L’adaptation aux contraintes des managers est également déterminante. Un plan de formation conçu sans eux, calé sur des formats longs en présentiel, sans tenir compte de leur charge réelle, risque de se heurter à une faible participation ou à une lassitude. Mixer des formats – ateliers en présentiel, modules courts à distance, coaching individuel, échanges de pratiques entre pairs – permet de mieux s’ajuster. Intégrer des séquences de formation dans des évènements déjà existants (séminaires de managers, réunions de service) peut également faciliter l’appropriation.


Un plan de formation sécurité efficace ne doit pas rester figé. Les retours des participants, l’analyse des incidents, les évolutions de l’activité doivent alimenter régulièrement son ajustement. Si les managers remontent, par exemple, une difficulté particulière à gérer des prestataires sur site, il peut être pertinent d’ajouter un module sur la maîtrise des interventions d’entreprises extérieures. Si des accidents répétés surviennent dans une situation spécifique, une formation ciblée sur ce point précis (par exemple, les manutentions, les travaux en hauteur, la coactivité) peut être mise en place.

Le soutien explicite de la direction est une autre condition de réussite. Lorsque le COMEX ou le CODIR affiche la formation sécurité des managers comme une priorité, l’inscrit dans les objectifs, accepte d’y consacrer du temps et des moyens, la légitimité du dispositif en est renforcée. À l’inverse, si les managers ont le sentiment que ces formations sont un “à-côté” à caler tant bien que mal entre des réunions jugées plus importantes, ils les vivront comme une contrainte.

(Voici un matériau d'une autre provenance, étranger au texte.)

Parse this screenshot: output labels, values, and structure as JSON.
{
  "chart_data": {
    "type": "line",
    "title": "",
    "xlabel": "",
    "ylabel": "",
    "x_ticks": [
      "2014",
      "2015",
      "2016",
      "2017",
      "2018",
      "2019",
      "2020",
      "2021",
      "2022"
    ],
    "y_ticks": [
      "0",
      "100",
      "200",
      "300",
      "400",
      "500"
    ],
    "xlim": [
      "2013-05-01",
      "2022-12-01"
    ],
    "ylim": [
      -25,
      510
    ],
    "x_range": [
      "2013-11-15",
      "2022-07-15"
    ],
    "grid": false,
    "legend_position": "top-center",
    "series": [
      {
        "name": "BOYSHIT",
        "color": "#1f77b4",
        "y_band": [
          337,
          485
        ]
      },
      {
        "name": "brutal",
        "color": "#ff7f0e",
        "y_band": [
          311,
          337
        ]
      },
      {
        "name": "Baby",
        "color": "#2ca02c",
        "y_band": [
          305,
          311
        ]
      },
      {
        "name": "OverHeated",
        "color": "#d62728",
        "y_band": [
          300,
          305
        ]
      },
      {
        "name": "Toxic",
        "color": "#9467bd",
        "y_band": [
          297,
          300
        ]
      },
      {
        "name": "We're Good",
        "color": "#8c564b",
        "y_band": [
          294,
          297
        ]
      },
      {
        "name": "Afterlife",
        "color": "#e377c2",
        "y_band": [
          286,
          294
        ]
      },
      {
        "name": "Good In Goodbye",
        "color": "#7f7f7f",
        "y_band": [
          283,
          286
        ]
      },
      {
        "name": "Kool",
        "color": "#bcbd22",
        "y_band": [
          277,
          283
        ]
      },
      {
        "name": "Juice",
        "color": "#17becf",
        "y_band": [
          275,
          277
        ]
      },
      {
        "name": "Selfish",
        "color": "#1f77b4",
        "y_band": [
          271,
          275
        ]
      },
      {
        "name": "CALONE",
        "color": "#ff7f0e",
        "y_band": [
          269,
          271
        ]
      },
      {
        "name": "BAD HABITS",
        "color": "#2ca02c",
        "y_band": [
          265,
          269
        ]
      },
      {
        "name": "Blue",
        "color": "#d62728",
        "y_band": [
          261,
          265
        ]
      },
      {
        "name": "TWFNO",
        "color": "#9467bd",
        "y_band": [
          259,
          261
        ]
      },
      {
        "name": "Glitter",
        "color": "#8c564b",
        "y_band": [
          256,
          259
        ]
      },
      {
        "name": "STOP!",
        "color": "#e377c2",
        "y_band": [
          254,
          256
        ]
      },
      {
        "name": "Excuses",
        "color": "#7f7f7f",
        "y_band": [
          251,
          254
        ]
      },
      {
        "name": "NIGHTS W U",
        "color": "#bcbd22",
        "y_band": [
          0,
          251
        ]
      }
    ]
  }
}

L’intégration de la participation à ces formations dans les entretiens annuels et dans l’évaluation des managers contribue également à leur donner du poids.


Enfin, il est essentiel de relier la formation à des résultats concrets. Montrer, au fil du temps, que les équipes dont les managers sont fortement engagés dans ces programmes connaissent moins d’incidents, remontent plus de situations dangereuses, présentent un meilleur climat de confiance, renforce le sens de l’investissement. Associer les managers à l’analyse des améliorations, leur donner un rôle dans la co-construction des contenus, les inviter à partager leurs retours d’expérience dans des communautés de pratiques, permet d’ancrer la formation dans une dynamique collective, et non dans une logique descendante.


Informer, former, entraîner : ces trois dimensions, lorsqu’elles sont articulées de façon cohérente, transforment la manière dont les managers abordent la sécurité. Ils cessent de la percevoir comme un domaine technique réservé à des spécialistes, pour la considérer comme une composante à part entière de leur rôle. Ce changement de regard est l’un des leviers les plus puissants pour faire évoluer, en profondeur, la culture de prévention dans l’entreprise.